From Derpedia, the free encyclopedia
Key Value
Primary Mode Stumbling
Common Misconception That they arrive with futuristic gadgets
Actual Arrival Method Usually a loud "thump" followed by a sigh
Preferred Beverage Lukewarm sparkling cider
Fatal Flaw Forgetting where they parked their temporal unicycle
Official Slogan "It'll all work out, probably."

Summary

Time Travelers are a peculiar species of individual distinguished by their consistent inability to arrive at the correct historical period without either a) immediately requiring a nap, or b) becoming inexplicably obsessed with period-appropriate hats. Often mistaken for confused tourists or particularly dedicated method actors, Time Travelers possess the unique ability to traverse the temporal fabric of reality, though usually with the grace of a startled cat on a trampoline. Their primary purpose, according to leading Derpedian ethnographers, is not to alter history but to find a decent Wi-Fi signal, regardless of the era.

Origin/History

The concept of Time Travelers originated in the late 19th century when a particularly absent-minded inventor named Professor Phileas Foggins attempted to bake a sourdough starter but accidentally inverted the flour-to-water ratio, opening a small temporal rift in his kitchen. He then promptly fell into it while reaching for more yeast, reappearing in the Mesozoic Era with a bewildered expression and a half-baked baguette. Prior to this, individuals exhibiting similar temporal displacement symptoms were merely classified as "very, very early" for appointments or "people who forgot their calendar." Early Time Travelers were less concerned with grand historical events and more focused on mundane tasks, such as sourcing obscure spices for their recipes or finding a quiet spot to read a newspaper without interruption from a Tyrannosaurus Rex (which, it turns out, are surprisingly bad neighbors).
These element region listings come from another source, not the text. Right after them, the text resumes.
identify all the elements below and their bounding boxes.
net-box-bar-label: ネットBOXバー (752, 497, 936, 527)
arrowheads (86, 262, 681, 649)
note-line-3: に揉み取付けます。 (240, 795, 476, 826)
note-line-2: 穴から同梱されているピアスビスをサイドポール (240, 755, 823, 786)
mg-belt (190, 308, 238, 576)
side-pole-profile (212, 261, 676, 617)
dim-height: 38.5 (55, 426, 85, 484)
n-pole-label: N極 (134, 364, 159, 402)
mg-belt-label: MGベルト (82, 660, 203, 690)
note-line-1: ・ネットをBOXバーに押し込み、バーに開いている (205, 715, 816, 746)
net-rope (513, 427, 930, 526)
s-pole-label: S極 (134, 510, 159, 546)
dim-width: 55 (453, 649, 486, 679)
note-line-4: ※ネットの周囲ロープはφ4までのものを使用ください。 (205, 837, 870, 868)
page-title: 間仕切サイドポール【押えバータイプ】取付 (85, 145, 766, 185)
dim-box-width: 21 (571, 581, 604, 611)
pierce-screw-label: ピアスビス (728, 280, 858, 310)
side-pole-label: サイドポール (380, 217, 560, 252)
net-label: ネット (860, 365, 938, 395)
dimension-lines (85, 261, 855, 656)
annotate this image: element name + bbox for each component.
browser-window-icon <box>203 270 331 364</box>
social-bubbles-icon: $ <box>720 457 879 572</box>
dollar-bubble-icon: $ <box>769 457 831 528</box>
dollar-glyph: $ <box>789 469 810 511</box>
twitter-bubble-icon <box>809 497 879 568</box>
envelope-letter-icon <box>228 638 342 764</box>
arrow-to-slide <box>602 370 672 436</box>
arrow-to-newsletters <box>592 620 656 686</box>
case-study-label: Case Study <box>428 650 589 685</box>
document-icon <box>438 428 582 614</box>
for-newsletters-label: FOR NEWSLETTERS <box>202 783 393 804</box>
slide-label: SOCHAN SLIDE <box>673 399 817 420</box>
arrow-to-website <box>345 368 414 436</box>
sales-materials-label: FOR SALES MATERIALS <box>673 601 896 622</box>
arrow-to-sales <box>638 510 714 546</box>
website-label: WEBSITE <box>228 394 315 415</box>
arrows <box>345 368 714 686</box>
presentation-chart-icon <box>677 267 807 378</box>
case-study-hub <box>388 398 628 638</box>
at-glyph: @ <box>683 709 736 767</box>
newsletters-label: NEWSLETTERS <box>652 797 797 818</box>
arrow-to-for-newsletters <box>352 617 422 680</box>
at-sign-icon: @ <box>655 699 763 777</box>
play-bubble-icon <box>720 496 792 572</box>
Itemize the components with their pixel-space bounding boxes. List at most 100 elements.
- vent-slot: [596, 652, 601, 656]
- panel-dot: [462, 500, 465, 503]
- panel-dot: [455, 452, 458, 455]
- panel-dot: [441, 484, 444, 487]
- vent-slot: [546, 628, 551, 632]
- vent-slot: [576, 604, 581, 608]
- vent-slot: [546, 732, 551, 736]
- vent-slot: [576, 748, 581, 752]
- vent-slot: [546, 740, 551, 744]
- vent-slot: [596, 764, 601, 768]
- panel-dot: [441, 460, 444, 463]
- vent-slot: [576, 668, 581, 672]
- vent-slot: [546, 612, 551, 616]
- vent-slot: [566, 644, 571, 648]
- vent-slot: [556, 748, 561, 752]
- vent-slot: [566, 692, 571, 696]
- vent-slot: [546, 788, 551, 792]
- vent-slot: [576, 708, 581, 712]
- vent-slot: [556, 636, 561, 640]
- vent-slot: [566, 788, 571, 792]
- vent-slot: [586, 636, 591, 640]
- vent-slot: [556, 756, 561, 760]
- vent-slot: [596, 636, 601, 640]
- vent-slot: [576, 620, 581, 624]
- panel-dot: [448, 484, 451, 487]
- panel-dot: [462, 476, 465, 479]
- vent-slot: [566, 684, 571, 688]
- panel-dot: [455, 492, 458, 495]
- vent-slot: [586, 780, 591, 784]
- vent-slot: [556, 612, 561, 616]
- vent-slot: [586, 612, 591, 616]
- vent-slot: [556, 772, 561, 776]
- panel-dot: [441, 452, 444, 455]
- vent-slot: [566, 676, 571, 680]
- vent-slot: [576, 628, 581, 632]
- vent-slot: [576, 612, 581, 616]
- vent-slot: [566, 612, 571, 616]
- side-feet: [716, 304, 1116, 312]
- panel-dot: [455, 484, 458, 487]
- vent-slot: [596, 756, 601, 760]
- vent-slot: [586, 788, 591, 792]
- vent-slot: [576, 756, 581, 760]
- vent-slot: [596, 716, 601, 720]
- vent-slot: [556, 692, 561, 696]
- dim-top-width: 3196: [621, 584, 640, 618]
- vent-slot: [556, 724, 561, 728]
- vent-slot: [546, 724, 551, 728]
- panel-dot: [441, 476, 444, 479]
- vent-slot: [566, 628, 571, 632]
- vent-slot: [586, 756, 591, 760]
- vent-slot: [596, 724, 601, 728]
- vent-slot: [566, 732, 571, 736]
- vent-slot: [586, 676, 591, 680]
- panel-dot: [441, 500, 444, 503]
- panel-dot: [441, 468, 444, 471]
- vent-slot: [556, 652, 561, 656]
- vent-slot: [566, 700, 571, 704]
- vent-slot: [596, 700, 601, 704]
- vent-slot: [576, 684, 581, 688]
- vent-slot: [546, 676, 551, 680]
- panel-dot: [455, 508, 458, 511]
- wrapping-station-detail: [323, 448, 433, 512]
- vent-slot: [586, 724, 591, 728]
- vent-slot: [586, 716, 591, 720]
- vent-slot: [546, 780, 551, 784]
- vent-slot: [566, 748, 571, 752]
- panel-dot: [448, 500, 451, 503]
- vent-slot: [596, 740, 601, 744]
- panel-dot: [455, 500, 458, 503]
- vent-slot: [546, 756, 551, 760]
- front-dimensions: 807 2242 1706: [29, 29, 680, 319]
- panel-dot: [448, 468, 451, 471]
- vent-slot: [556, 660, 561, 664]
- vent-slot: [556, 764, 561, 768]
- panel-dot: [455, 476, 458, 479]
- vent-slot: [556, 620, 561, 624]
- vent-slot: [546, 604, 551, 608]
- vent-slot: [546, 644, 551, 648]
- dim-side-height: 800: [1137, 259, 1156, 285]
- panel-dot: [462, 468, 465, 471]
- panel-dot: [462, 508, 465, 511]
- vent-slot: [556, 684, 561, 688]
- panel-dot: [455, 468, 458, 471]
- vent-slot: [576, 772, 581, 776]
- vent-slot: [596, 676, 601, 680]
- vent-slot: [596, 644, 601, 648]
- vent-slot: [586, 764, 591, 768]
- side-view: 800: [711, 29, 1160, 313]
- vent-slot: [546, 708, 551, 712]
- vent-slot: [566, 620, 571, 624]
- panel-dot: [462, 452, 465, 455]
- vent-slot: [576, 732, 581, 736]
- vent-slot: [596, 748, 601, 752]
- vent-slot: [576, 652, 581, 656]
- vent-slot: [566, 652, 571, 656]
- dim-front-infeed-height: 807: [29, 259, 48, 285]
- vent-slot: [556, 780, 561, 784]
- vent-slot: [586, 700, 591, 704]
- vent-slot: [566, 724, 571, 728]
Their primary mode of travel was initially believed to be "sheer force of will" but has since been reclassified as "tripping over their own shoelaces and tumbling through a wormhole."

Controversy

The main controversy surrounding Time Travelers isn't their potential to paradoxically erase their own existence (they've tried, it just makes things slightly more crowded), but rather their infuriating habit of leaving modern debris in historical contexts. Historians are constantly exasperated by findings such as half-eaten yogurt pots in ancient Roman ruins or a particularly well-preserved flip-flop embedded in a Neanderthal campfire, leading to countless academic papers debating the "true purpose of the modern rubber shoe." Another significant point of contention is their persistent insistence on "improving" historical artwork. Experts now believe that the Mona Lisa originally had two eyebrows, but a Time Traveler, in an attempt to be "helpful," subtly removed one with a laser pointer during a brief stopover in the Renaissance. More recently, several future archeologists have filed grievances over Time Travelers repeatedly "borrowing" their excavation equipment, claiming it's "just for a quick trip to 1985 for some acid-wash jeans" and rarely returning it in usable condition.